Sangue nelle feci: il test può ridurre sensibilmente la mortalità

La ricerca del sangue occulto nelle feci può rivelarsi estremamente importante. Grazie ad esso, infatti, è possibile ridurre la mortalità del 33% nel caso in cui il test sia eseguito annualmente e del 21% in caso di cadenza biennale. E’ quindi considerato un esame molto prezioso ai fini di una diagnosi precoce, traducendosi a sua volta in una prognosi migliore. Grazie ad esso è possibile assicurare maggiori possibilità di sopravvivenza ad un numero elevato di persone che lo effettuino.

Sangue nelle feci: i motivi per fare il test

Perché fare il test per reperire la presenza di sangue nelle feci? Se le percentuali già ricordate non bastano, va anche sottolineato come il tumore del colon-retto, spesso si riveli in grado di non evidenziare alcuna sintomatologia particolare.
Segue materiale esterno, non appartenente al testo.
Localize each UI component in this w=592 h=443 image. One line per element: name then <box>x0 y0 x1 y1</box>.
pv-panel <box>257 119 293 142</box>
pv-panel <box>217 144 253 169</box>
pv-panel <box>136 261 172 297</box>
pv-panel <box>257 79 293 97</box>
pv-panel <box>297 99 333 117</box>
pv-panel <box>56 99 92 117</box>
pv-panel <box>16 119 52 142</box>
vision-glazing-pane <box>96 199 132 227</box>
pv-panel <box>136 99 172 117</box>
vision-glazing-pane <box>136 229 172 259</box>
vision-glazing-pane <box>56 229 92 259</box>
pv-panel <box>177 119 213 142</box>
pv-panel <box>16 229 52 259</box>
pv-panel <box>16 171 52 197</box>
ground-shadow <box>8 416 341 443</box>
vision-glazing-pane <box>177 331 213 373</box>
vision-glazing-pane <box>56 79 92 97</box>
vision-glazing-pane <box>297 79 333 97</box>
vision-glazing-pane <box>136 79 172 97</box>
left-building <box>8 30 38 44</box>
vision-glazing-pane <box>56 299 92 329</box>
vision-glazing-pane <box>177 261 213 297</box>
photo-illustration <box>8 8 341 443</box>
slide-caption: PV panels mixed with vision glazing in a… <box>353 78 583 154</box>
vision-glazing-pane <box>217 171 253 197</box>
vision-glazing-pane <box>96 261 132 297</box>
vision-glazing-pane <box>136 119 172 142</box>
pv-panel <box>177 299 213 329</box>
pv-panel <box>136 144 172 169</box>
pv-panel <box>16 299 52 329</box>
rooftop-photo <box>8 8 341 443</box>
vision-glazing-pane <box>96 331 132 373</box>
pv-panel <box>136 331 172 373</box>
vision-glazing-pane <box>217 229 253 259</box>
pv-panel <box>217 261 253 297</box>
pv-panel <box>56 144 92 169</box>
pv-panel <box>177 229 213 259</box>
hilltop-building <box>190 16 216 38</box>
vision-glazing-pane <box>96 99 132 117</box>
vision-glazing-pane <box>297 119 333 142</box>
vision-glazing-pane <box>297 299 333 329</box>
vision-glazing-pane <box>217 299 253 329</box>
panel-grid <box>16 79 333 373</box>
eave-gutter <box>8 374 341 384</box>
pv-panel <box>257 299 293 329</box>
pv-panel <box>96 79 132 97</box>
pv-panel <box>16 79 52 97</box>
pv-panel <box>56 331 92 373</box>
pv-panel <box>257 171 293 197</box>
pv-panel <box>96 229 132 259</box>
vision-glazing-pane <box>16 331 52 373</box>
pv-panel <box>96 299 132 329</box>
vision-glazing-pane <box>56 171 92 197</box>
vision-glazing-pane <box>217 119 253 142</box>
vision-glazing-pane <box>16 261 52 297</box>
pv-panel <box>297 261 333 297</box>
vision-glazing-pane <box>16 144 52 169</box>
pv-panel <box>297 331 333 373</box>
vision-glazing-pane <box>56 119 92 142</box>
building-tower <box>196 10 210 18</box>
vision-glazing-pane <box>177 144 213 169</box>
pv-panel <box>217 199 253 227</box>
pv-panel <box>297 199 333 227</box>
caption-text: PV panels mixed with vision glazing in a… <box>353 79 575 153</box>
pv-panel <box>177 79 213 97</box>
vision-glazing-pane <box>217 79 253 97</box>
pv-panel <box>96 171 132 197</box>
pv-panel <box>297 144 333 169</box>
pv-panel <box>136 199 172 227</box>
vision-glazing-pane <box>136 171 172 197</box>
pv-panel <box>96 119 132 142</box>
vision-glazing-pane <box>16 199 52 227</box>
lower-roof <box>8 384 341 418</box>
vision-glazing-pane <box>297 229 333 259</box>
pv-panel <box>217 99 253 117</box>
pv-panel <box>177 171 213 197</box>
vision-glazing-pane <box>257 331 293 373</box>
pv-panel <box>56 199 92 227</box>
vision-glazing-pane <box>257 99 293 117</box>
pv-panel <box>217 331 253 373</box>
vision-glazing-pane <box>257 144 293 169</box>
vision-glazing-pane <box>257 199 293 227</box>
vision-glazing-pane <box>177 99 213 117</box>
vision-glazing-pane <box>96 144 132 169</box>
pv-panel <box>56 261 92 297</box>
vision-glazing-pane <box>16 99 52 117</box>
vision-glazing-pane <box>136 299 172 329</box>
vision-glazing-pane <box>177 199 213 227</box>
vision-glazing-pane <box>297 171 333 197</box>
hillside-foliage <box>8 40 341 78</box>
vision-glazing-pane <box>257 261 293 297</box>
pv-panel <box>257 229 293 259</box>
Inoltre esso rende possibile individuare altre patologie come l’ulcera duodenale e/o gastrica, la colite ulcerosa, le varici esofagee, il morbo di Crohn, le fistole anali o la diverticolite. Proprio per questo sarebbe comunque il caso di farlo e, comunque, di rivolgersi al proprio medico ove si presentino mutamenti delle proprie abitudini intestinali.